Still Cheap at Half the Price? Acquiring and Integrating Distressed Businesses

Still Cheap at Half the Price? Acquiring and Integrating Distressed Businesses

So here we are once again on the brink of a potential severe economic downturn; while many will be understandably focused on how to weather the storm over the coming months, both personally and professionally, some – particularly those with strong balance sheets and an appetite for risk and opportunity – will be considering how they might find opportunity as soon as a degree of certainty emerges. Just as in the last severe downturn in 2007-9, once the current crisis clears – whenever that is – the global business landscape will comprise organisations struggling to maintain positive liquidity, and those ready to acquire them at bargain prices.

But as ever, the ability to buy does not denote readiness to own. In fact, distressed acquisitions present an ever larger disconnect between these two aspects of M&A as the ability to buy may be increased, while the readiness to own – or rather, the ease of recovering or improving it – will be significantly lower.

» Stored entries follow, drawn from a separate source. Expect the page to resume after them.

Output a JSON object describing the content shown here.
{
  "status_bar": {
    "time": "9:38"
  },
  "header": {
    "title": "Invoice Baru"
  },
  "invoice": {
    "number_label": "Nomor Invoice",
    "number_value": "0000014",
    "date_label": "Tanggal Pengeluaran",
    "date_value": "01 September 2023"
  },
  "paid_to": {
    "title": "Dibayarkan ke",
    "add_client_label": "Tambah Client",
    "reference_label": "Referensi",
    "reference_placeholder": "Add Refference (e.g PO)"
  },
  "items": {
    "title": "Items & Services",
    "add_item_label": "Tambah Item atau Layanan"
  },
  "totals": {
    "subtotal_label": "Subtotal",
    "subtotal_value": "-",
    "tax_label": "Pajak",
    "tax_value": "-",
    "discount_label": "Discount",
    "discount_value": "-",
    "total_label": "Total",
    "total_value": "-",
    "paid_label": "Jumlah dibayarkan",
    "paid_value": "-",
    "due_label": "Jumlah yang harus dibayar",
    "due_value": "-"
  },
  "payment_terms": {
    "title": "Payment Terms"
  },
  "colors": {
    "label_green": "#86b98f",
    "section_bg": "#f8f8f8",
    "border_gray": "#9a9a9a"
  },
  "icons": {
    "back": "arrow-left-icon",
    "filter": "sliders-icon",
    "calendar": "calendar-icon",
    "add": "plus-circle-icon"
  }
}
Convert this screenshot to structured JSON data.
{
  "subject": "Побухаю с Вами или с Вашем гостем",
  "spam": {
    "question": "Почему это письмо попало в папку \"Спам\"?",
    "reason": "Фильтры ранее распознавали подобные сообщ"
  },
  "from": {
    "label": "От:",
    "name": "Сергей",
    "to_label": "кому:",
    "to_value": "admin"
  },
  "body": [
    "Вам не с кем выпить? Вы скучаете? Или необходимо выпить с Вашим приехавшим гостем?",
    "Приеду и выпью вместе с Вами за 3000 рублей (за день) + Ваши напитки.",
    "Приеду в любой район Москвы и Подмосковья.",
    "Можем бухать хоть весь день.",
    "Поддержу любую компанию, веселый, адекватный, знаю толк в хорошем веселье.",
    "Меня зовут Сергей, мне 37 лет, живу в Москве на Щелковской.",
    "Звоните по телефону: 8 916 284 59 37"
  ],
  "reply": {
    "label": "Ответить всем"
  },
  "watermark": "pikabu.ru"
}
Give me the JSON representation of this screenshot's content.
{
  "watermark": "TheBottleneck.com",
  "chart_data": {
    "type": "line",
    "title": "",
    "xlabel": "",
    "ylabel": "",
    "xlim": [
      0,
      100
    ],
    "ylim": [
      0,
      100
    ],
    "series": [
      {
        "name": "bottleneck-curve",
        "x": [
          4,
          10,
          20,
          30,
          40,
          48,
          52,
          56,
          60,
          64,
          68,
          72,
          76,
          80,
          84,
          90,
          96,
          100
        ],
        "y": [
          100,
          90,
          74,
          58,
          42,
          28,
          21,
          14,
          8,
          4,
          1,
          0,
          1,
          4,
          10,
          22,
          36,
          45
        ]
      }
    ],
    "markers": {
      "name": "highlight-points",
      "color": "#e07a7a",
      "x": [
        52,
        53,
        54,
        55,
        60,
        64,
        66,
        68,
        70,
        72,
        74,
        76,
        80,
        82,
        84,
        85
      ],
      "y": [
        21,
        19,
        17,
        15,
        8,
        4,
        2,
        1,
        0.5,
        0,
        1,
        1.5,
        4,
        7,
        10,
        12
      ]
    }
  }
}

Which brings me to a Beyond the Deal white paper originally written in 2009 on the topic, titled “Cheap at Half the Price – The challenge of acquiring and integrating a distressed business”. ‘But it’s way too early to be thinking of this topic!’ I hear you ask? Perhaps, but given the opportunity M&A and integration specialists now have over the coming weeks or months to review and refresh their own internal M&A and integration approaches and processes, some tips from the original paper might be useful now as we ponder how to make the best use of the ‘enforced internal work’ many of our clients are experiencing. Key tips in integrating distressed acquisitions included:

  • Look beyond the immediate temptation to ‘cover yourself’ by conducting more exhaustive legal, financial and commercial due diligence;
  • Get to the root cause, and symptoms, of the internal issues that led to the distressed sale, and design them out of the combined business;
  • Make sure you get visibility and control of costs from Day 1;
  • Understand and prepare for legal, regulatory and operational compliance issues from Day 1;
  • Embed recovery/turnaround directly into your integration plan;
  • Prepare for attempts to exploit the situation at your expense;
  • Plan your communications and engagement processes in detail before Day 1;
  • Confirm the previous management team’s individual roles in the new business as early and quickly as possible.